People are still doing CV workouts, they just consider them to be "threshold" work now.
But CV is supposed to be a tad faster than lactate threshold. The rationale with CV (whether right or wrong) is that it is a pace between LT & VO2 Max, and theoretically improves both at once.
There is no Holy Grail in running. Most runners benefit most (improve more, stay healthier) from consistency and plenty of variety.
You can tell by the up and down votes in this thread and any other thread on double threshold training that everybody thinks it is the holy grail. People are obsessed with double threshold because Jakob is doing it. I’m seeing a ton of people trying double threshold and most of them aren’t having nearly the same success as Jakob. Many are only getting marginally faster. A lot are getting injured. Some are getting worse.
Agreed. People need to remember that Jakob started serious training at 9-10 years old. He has a huge foundation of solid training (even at age 22), so he can handle workloads that your average runner (and even many elites) can't handle.
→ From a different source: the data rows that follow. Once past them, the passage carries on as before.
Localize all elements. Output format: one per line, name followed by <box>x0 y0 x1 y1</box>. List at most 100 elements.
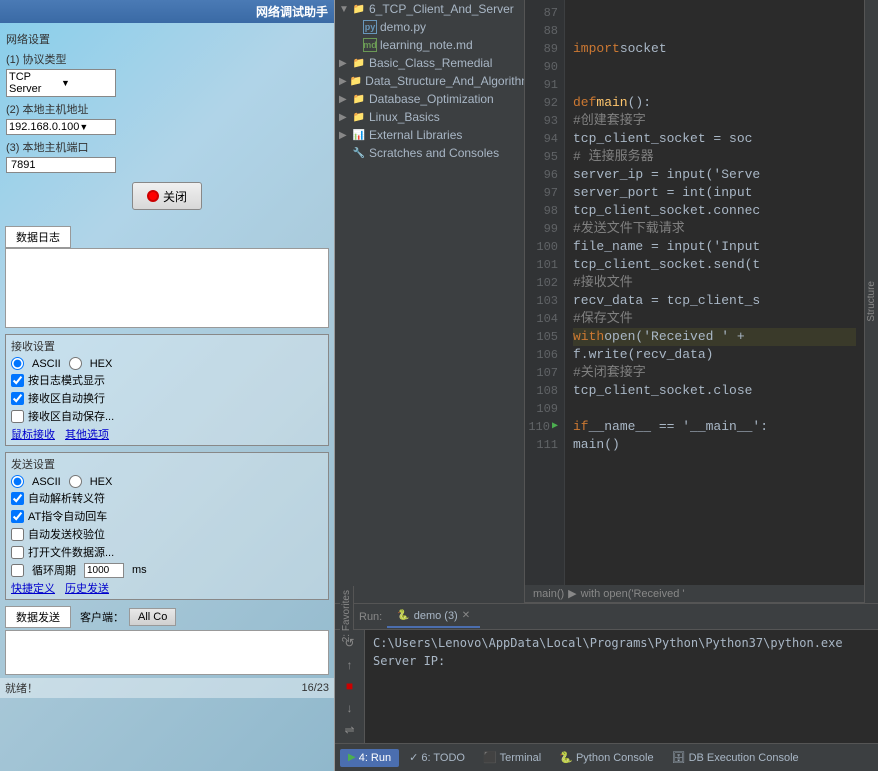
line-numbers: 8788899091929394959697989910010110210310… <box>525 0 565 585</box>
play-icon: ▶ <box>348 752 356 763</box>
tree-item-dsa[interactable]: ▶ 📁 Data_Structure_And_Algorithm <box>335 72 524 90</box>
favorites-label: 2: Favorites <box>341 586 352 646</box>
arrow-basic: ▶ <box>339 58 349 69</box>
db-execution-toolbar-btn[interactable]: 🗄 DB Execution Console <box>664 748 807 767</box>
bottom-toolbar: ▶ 4: Run ✓ 6: TODO ⬛ Terminal 🐍 Python C… <box>335 743 878 771</box>
cycle-unit: ms <box>132 564 147 576</box>
close-connection-button[interactable]: 关闭 <box>132 182 202 210</box>
run-scroll-up-button[interactable]: ↑ <box>340 656 360 674</box>
python-console-toolbar-btn[interactable]: 🐍 Python Console <box>551 748 661 767</box>
send-input-area[interactable] <box>5 630 329 675</box>
tree-item-ext-lib[interactable]: ▶ 📊 External Libraries <box>335 126 524 144</box>
terminal-label: Terminal <box>500 752 542 764</box>
cycle-checkbox[interactable] <box>11 564 24 577</box>
md-icon: md <box>363 38 377 52</box>
log-mode-checkbox[interactable] <box>11 374 24 387</box>
hist-send-link[interactable]: 历史发送 <box>65 580 109 596</box>
run-label: Run: <box>354 611 387 623</box>
log-content <box>5 248 329 328</box>
tree-item-basic[interactable]: ▶ 📁 Basic_Class_Remedial <box>335 54 524 72</box>
counter-text: 16/23 <box>301 682 329 694</box>
run-panel: 2: Favorites Run: 🐍 demo (3) ✕ ↺ ↑ ■ ↓ ⇌… <box>335 603 878 743</box>
breadcrumb-with: with open('Received ' <box>581 588 685 600</box>
structure-tab[interactable]: Structure <box>864 0 878 603</box>
todo-icon: ✓ <box>409 751 418 764</box>
run-toolbar-btn[interactable]: ▶ 4: Run <box>340 749 399 767</box>
auto-save-checkbox[interactable] <box>11 410 24 423</box>
local-addr-dropdown-arrow: ▼ <box>79 122 113 132</box>
open-file-checkbox[interactable] <box>11 546 24 559</box>
log-mode-row: 按日志模式显示 <box>11 372 323 388</box>
local-port-input[interactable] <box>6 157 116 173</box>
recv-hex-radio[interactable] <box>69 357 82 370</box>
code-content[interactable]: import socket def main(): #创建套接字 tcp_cli… <box>565 0 864 585</box>
stop-icon <box>147 190 159 202</box>
code-structure-container: 8788899091929394959697989910010110210310… <box>525 0 878 603</box>
recv-hex-label: HEX <box>90 358 113 370</box>
run-stop-button[interactable]: ■ <box>340 678 360 696</box>
tree-label-linux: Linux_Basics <box>369 110 440 124</box>
run-scroll-down-button[interactable]: ↓ <box>340 699 360 717</box>
other-options-link[interactable]: 其他选项 <box>65 426 109 442</box>
local-addr-label: (2) 本地主机地址 <box>6 101 328 117</box>
receive-links-row: 鼠标接收 其他选项 <box>11 426 323 442</box>
run-tab-close-icon[interactable]: ✕ <box>462 610 470 621</box>
at-auto-return-label: AT指令自动回车 <box>28 508 107 524</box>
receive-encoding-row: ASCII HEX <box>11 357 323 370</box>
auto-wrap-checkbox[interactable] <box>11 392 24 405</box>
tree-label-basic: Basic_Class_Remedial <box>369 56 492 70</box>
run-wrap-button[interactable]: ⇌ <box>340 721 360 739</box>
recv-ascii-radio[interactable] <box>11 357 24 370</box>
tree-item-learning-note[interactable]: md learning_note.md <box>335 36 524 54</box>
tree-label-ext-lib: External Libraries <box>369 128 462 142</box>
terminal-icon: ⬛ <box>483 751 497 764</box>
title-text: 网络调试助手 <box>256 5 328 19</box>
data-log-tab[interactable]: 数据日志 <box>5 226 71 248</box>
breadcrumb-arrow: ▶ <box>568 587 576 600</box>
tree-label-dsa: Data_Structure_And_Algorithm <box>365 74 525 88</box>
at-auto-return-checkbox[interactable] <box>11 510 24 523</box>
auto-escape-row: 自动解析转义符 <box>11 490 323 506</box>
tree-item-linux[interactable]: ▶ 📁 Linux_Basics <box>335 108 524 126</box>
protocol-dropdown-arrow: ▼ <box>61 78 113 88</box>
send-encoding-row: ASCII HEX <box>11 475 323 488</box>
auto-check-checkbox[interactable] <box>11 528 24 541</box>
client-label: 客户端： <box>80 609 124 625</box>
local-addr-select[interactable]: 192.168.0.100 ▼ <box>6 119 116 135</box>
data-send-tab[interactable]: 数据发送 <box>5 606 71 628</box>
tree-item-demo-py[interactable]: py demo.py <box>335 18 524 36</box>
all-co-button[interactable]: All Co <box>129 608 176 626</box>
terminal-toolbar-btn[interactable]: ⬛ Terminal <box>475 748 549 767</box>
folder-icon-linux: 📁 <box>352 110 366 124</box>
auto-escape-checkbox[interactable] <box>11 492 24 505</box>
open-file-label: 打开文件数据源... <box>28 544 114 560</box>
favorites-tab[interactable]: 2: Favorites <box>340 586 354 646</box>
title-bar: 网络调试助手 <box>0 0 334 23</box>
send-hex-label: HEX <box>90 476 113 488</box>
cycle-value-input[interactable] <box>84 563 124 578</box>
tree-item-db[interactable]: ▶ 📁 Database_Optimization <box>335 90 524 108</box>
run-toolbar-label: 4: Run <box>359 752 391 764</box>
tree-item-scratches[interactable]: ▶ 🔧 Scratches and Consoles <box>335 144 524 162</box>
run-content: ↺ ↑ ■ ↓ ⇌ C:\Users\Lenovo\AppData\Local\… <box>335 630 878 743</box>
todo-toolbar-btn[interactable]: ✓ 6: TODO <box>401 748 473 767</box>
auto-wrap-label: 接收区自动换行 <box>28 390 105 406</box>
data-send-area: 数据发送 客户端： All Co <box>5 606 329 675</box>
send-hex-radio[interactable] <box>69 475 82 488</box>
folder-icon-tcp: 📁 <box>352 2 366 16</box>
quick-def-link[interactable]: 快捷定义 <box>11 580 55 596</box>
receive-settings: 接收设置 ASCII HEX 按日志模式显示 接收区自动换行 接 <box>5 334 329 446</box>
auto-wrap-row: 接收区自动换行 <box>11 390 323 406</box>
breadcrumb-main: main() <box>533 588 564 600</box>
cycle-row: 循环周期 ms <box>11 562 323 578</box>
auto-check-label: 自动发送校验位 <box>28 526 105 542</box>
tree-item-tcp[interactable]: ▼ 📁 6_TCP_Client_And_Server <box>335 0 524 18</box>
net-settings-section: 网络设置 (1) 协议类型 TCP Server ▼ (2) 本地主机地址 19… <box>0 23 334 223</box>
protocol-select[interactable]: TCP Server ▼ <box>6 69 116 97</box>
send-ascii-radio[interactable] <box>11 475 24 488</box>
shortcuts-link[interactable]: 鼠标接收 <box>11 426 55 442</box>
structure-label: Structure <box>866 277 877 326</box>
open-file-row: 打开文件数据源... <box>11 544 323 560</box>
run-demo-tab[interactable]: 🐍 demo (3) ✕ <box>387 606 480 628</box>
at-auto-return-row: AT指令自动回车 <box>11 508 323 524</box>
With that said, I think for most competitive runners that a Threshold focus for most of the year may be a good thing. For your average competitor, a couple of threshold sessions + one higher quality workout (like Jakob's hill reps, or possibly some 200s at mile effort), and a longer run, would be good, but most runners would probably benefit from spreading these workouts out over 9-10 days (rather than using the typical 7 day week). This kind of training should be sustainable indefinitely for most competitive runners. If you want to sharpen-up for a goal race(s), you could do a few weeks of some specific workouts.
I think what is more important than "double threshold" is the measurement of lactate levels during a workout. Fine tuning training to where an athlete is actually running repetitions in their actual threshold range is the key.
If one is running a double "threshold" day without measuring lactate and trying to hit a given "threshold pace" is missing the point.
Yes, a double workout day will generally improve fitness, but optimizing lactate threshold training by measuring lactate levels will precisely improve fitness.
How did Bekele manage without measuring his lactate level every few minutes?
Lactate threshold is a metabolic state, not a single pace. A lot of what is considered threshold work now is short intervals faster than traditional LT pace. Otherwise, I completely agree with you.
Lactate threshold is a metabolic state, not a single pace. A lot of what is considered threshold work now is short intervals faster than traditional LT pace. Otherwise, I completely agree with you.
Agreed! That's why lactate measurement is a nice tool. On a day to day basis, lactate threshold can occur at different paces.